Windows Photo Viewer in Win 7 is “the new Windows Viewer”.
there are the PP3 files:
https://drive.google.com/open?id=0B_gJzl0-HJ6RX0VaeWpUZ1ZpcHM
https://drive.google.com/open?id=0B_gJzl0-HJ6RWWFNLU8xTGNFNDQ
https://drive.google.com/open?id=0B_gJzl0-HJ6RUjZoMWlxWjRud28
Thanks. it’not available on W10. We just have this ugly “photo” app
@daiceHawk Where do the two jpg
s (arw.jpg dng.jpg) come from? From my observation, with or without a profile, they are not exactly the same. Have you tried 16-bit tif
s? I viewed and compared them in
- G’MIC (subtraction)
- ImageMagick (phash=3.14656)
- GIMP 2.9.7 (subtraction)
- Windows Photo Viewer (from win7)
PS As for RT matters, I will defer the investigation to more capable folks. Just wanted to confirm the difference.
@afre both are from RT with the same settings (cannot recall whether ARW or DNG was the source for the other), with an external matrix only DCP profile made in the Adobe DNG profile editor, the same D65 or Interpolated illuminant for both).You can just load both files to two instances, make one reference, tweak it as you wish, copy the settings from that to the other and see the difference for yourself.
See my edit. Hope you figure out the root of the problem !
I’ve opened the .orf in rawtherapee and I’ve set the neutral profile, exported as srgb 16bit tif uncompressed and opened in photoshop
Then I’ve opened the .dng in rawtherapee and I’ve set the neutral profile, exported as srgb 16bit tif uncompressed and opened in photoshop
Definitely there’s a difference but it is really small (every pixel and not only the sample point )
Sorry, the white patch does not mean crap since the neutral color (even spectrally such as in the target shot) in normal neutral matrix should stay.
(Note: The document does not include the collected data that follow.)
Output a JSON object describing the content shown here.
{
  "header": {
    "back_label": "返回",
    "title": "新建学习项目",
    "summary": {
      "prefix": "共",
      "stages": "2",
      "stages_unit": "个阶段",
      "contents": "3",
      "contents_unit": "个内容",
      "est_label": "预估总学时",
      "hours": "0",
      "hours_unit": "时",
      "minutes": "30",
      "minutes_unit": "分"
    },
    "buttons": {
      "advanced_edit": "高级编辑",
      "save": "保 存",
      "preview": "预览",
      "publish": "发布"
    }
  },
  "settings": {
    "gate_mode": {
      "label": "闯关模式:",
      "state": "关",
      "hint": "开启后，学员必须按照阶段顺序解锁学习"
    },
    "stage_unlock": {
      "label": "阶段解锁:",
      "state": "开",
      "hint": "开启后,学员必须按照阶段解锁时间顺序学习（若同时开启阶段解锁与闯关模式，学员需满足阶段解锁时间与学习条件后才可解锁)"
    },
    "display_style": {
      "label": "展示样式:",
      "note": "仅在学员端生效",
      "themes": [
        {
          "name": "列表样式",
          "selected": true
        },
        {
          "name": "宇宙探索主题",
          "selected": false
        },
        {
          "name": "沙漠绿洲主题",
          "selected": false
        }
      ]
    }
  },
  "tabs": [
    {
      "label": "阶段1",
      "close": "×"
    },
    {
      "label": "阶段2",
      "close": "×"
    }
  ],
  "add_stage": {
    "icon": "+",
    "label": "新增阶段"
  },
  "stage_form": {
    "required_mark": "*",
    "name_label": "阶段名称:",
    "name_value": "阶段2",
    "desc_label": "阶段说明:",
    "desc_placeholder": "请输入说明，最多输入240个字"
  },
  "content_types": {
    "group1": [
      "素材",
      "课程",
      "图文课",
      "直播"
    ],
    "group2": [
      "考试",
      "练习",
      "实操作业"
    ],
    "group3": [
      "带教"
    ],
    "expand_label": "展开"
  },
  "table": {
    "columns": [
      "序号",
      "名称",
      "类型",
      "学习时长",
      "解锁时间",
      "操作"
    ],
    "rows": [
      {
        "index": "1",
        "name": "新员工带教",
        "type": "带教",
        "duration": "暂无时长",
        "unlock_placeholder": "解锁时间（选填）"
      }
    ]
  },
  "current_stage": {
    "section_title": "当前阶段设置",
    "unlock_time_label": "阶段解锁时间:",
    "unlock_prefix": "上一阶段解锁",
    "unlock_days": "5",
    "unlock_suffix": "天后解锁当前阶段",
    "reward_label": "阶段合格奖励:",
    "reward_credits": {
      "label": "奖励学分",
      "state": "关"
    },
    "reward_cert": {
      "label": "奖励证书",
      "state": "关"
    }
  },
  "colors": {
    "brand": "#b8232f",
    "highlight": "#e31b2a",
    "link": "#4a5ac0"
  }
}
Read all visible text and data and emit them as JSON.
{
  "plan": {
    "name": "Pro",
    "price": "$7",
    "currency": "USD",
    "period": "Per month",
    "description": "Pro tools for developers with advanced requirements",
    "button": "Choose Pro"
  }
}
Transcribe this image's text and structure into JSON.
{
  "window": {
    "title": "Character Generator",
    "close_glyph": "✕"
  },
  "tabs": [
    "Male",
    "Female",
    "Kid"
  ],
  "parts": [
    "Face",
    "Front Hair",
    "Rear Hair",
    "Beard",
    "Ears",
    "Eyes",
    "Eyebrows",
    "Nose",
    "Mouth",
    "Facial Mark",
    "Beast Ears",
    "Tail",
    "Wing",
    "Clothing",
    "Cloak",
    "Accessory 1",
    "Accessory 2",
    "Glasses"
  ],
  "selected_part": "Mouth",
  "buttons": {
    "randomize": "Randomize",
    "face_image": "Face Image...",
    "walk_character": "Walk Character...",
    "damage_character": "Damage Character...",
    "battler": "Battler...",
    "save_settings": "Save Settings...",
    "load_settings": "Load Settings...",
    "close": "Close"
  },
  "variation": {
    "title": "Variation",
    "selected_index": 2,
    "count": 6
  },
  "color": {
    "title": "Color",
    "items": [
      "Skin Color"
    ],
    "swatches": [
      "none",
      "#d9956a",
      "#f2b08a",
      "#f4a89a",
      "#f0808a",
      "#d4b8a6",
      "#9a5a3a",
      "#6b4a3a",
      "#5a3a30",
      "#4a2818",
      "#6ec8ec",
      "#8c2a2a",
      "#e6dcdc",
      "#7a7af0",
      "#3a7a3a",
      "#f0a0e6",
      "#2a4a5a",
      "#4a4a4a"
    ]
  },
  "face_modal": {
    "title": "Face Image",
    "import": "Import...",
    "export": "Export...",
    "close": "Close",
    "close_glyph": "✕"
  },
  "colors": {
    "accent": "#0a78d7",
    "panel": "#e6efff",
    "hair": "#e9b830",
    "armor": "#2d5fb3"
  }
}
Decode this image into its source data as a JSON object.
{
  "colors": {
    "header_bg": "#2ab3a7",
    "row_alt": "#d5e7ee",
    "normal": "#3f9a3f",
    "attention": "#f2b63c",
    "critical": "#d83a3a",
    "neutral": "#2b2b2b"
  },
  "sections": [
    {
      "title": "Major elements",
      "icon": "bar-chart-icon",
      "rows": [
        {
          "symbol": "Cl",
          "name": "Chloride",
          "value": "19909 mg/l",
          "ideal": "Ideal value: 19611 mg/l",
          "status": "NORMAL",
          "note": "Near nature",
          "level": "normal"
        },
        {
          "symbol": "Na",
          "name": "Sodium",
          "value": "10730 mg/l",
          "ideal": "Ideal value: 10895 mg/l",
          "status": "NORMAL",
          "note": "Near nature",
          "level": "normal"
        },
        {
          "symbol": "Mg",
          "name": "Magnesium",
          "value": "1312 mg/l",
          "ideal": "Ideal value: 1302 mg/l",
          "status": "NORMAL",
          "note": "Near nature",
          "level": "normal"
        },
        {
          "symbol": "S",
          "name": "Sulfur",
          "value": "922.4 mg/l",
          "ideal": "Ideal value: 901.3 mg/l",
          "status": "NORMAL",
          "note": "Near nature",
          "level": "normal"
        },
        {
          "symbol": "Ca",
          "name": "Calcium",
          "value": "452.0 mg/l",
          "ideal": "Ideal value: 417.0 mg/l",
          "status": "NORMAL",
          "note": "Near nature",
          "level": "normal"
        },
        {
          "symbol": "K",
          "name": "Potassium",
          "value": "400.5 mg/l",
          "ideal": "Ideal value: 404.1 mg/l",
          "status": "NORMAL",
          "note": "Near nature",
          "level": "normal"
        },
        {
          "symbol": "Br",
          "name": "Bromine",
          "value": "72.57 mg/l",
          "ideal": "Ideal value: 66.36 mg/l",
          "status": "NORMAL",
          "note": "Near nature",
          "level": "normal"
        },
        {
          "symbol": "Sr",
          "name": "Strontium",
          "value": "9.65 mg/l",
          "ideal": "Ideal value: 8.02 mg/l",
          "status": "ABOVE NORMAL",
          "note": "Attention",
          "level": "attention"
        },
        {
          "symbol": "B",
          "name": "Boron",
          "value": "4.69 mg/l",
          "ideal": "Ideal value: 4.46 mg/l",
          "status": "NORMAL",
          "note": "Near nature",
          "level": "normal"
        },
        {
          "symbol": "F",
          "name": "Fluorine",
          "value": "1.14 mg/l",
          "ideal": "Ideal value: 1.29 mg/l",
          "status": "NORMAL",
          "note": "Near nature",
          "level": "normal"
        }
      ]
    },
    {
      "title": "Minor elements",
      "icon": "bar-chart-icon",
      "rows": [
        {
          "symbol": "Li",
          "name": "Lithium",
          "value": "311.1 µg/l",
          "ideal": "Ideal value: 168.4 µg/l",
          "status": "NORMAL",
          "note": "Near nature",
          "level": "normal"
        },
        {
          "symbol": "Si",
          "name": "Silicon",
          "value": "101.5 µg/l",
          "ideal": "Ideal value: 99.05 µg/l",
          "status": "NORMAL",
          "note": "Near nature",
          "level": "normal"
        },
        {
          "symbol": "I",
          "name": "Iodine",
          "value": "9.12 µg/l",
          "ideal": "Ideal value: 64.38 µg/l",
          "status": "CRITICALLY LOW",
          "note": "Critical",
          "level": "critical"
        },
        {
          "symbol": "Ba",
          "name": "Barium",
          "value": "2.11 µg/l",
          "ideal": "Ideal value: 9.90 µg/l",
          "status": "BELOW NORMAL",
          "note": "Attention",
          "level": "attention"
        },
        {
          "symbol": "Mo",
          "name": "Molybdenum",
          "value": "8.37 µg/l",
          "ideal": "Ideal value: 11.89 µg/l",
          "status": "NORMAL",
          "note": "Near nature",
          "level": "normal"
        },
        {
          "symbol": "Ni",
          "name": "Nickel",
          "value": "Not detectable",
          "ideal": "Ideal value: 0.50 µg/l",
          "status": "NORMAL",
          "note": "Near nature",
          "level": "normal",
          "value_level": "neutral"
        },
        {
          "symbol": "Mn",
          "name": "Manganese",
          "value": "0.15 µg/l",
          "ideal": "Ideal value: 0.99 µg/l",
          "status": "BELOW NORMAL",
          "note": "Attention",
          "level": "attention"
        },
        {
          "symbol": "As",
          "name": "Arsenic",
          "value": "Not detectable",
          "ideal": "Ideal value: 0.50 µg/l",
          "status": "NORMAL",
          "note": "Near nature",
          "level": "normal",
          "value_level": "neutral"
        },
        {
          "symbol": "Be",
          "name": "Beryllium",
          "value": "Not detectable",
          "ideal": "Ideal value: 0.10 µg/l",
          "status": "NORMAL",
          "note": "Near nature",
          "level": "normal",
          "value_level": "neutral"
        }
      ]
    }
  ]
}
Look at the sky gradient, check the foliage, sky, light skin patches (A3,A4,A5) A being the top row and number the column, they are even visually different providied youre viewing on a calibrated monitor . I am not talking Cameraraw, I am talking the RawTherapee handling RAW and DNG differently.
Wouldn’t it use the embedded DNG profile instead of the one from the camconst.json? Which would explain the differences.
Might be, but that is a flawed behavior. I want to take control of the input profile. and you can check it yourself - apply the same input DCP or ICM profile for ORF and DNG in theColor Management > Input profile tab and still see the difference! At least, the DNG with an embedded profile should switch to Embedded, if possible!.
Perhaps the color management page can be of some help.
EdiT: sorry, the post was addressing not me.
Is your post adressing me?
Yes, it is. There is a decent explanation of how the profiles are selected there.
@afre Thanks, man!
I think we don’t know what DNG converter is doing to the data behind the scene. Perhaps nothing! Only Adobe knows. In peculiar, all exif data are shuffled, some modified. e.g. Lens cannot be recognised in the DNG file.
So I think the only way to be sure to obtain the very same output from ORF and DNG is to use an Adobe product.
Hi all,
I already posted this on github, but since probably not many people are actively reading RT bug reports, I’ll repost here .
I’m not sure I fully understand what is the problem experienced by the OP, so I tried this little experiment:
$ rawtherapee-cli -j -p DNGAuto.pp3 -o orf.jpg -c P1015545.ORF
$ rawtherapee-cli -j -p DNGAuto.pp3 -o dng.jpg -c P1015545.dng
Then I loaded orf.jpg
and dng.jpg
as layers in GIMP, and set layer mode to “Difference”. Here is what I get:
Is this the difference in output we are talking about? If not, could someone please clarify? Thanks!